Je vous remercie pour votre invitation. Les retours d'expérience de la mise en oeuvre de la politique nationale de lutte contre la pandémie montrent la pertinence de la vision préventive des politiques départementales en matière d'inclusion numérique. Les départements sont, en effet, depuis qu'ils existent, l'échelon territorial des solidarités, médico-sociales comme territoriales. Ils constituent donc le bon niveau pour mettre en oeuvre des politiques nationales de lutte contre l'exclusion numérique.
La stratégie nationale pour un numérique inclusif a été motivée par quatre points : la place du numérique dans l'éducation ; l'absence d'une conception universelle des outils et services numériques ; le constat de l'exclusion numérique ; et, enfin, la prise de conscience que l'inclusion numérique représente enjeu économique pour la France. Je vous propose de partager les retours d'expérience des départements sur ces quatre points.
J'évoquerai, tout d'abord, la place du numérique dans l'éducation. Les départements ont une approche transversale de l'inclusion numérique, car celle-ci irrigue toutes leurs politiques. Pour eux, en effet, les collégiens d'aujourd'hui sont les adultes de demain.

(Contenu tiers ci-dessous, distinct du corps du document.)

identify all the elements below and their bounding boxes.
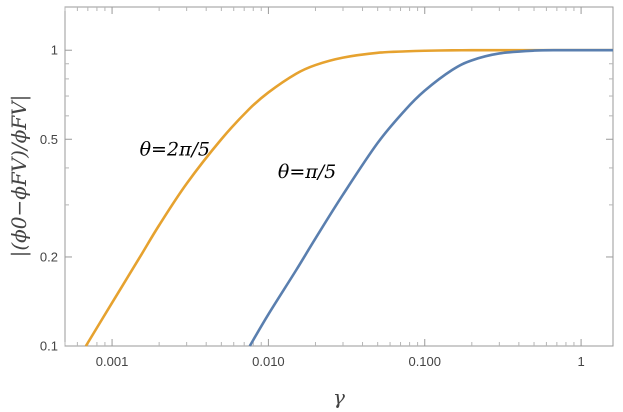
x-axis-label: γ: [333, 385, 345, 409]
series-line-2: [248, 48, 613, 347]
series-annotation-2: θ=π/5: [278, 161, 336, 183]
y-tick-label: 0.5: [40, 132, 58, 147]
annotations: θ=2π/5 θ=π/5: [140, 139, 337, 183]
series-line-1: [84, 48, 613, 347]
series-annotation-1: θ=2π/5: [140, 139, 210, 161]
y-axis-label: |(ϕ0−ϕFV)/ϕFV|: [7, 95, 32, 258]
y-tick-label: 1: [51, 43, 58, 58]
series-group: [84, 48, 613, 347]
x-tick-label: 0.001: [96, 354, 129, 369]
y-tick-label: 0.2: [40, 249, 58, 264]
x-tick-label: 0.100: [408, 354, 441, 369]
ticks: 0.001 0.010 0.100 1 0.1 0.2 0.5 1: [40, 7, 613, 369]
x-tick-label: 0.010: [252, 354, 285, 369]
plot-frame: [64, 6, 614, 347]
x-tick-label: 1: [577, 354, 584, 369]
y-tick-label: 0.1: [40, 339, 58, 354]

Les départements ne doivent pas simplement être la carte bancaire de l'État pour acheter du matériel informatique aux collégiens ou rénover les salles de classe. Nous l'avons écrit dans le Livre blanc des politiques départementales sur le numérique éducatif en 2017. Aujourd'hui encore, les départements peinent à faire reconnaître par l'Éducation nationale leur ambition pragmatique de doter nos collégiens des outils qui leur permettront d'être à l'aise dans la société numérique dans laquelle ils grandissent. Ainsi, les départements s'engagent fortement pour assurer la couverture numérique des territoires, en fixe ou en mobile, avec la volonté de parvenir à un aménagement numérique équilibré. Le développement des infrastructures constitue, en effet, un prérequis à la lutte contre la fracture numérique. Il importe donc de poursuivre les déploiements en cours, d'accélérer la montée en puissance des usages numériques, mais aussi de les optimiser.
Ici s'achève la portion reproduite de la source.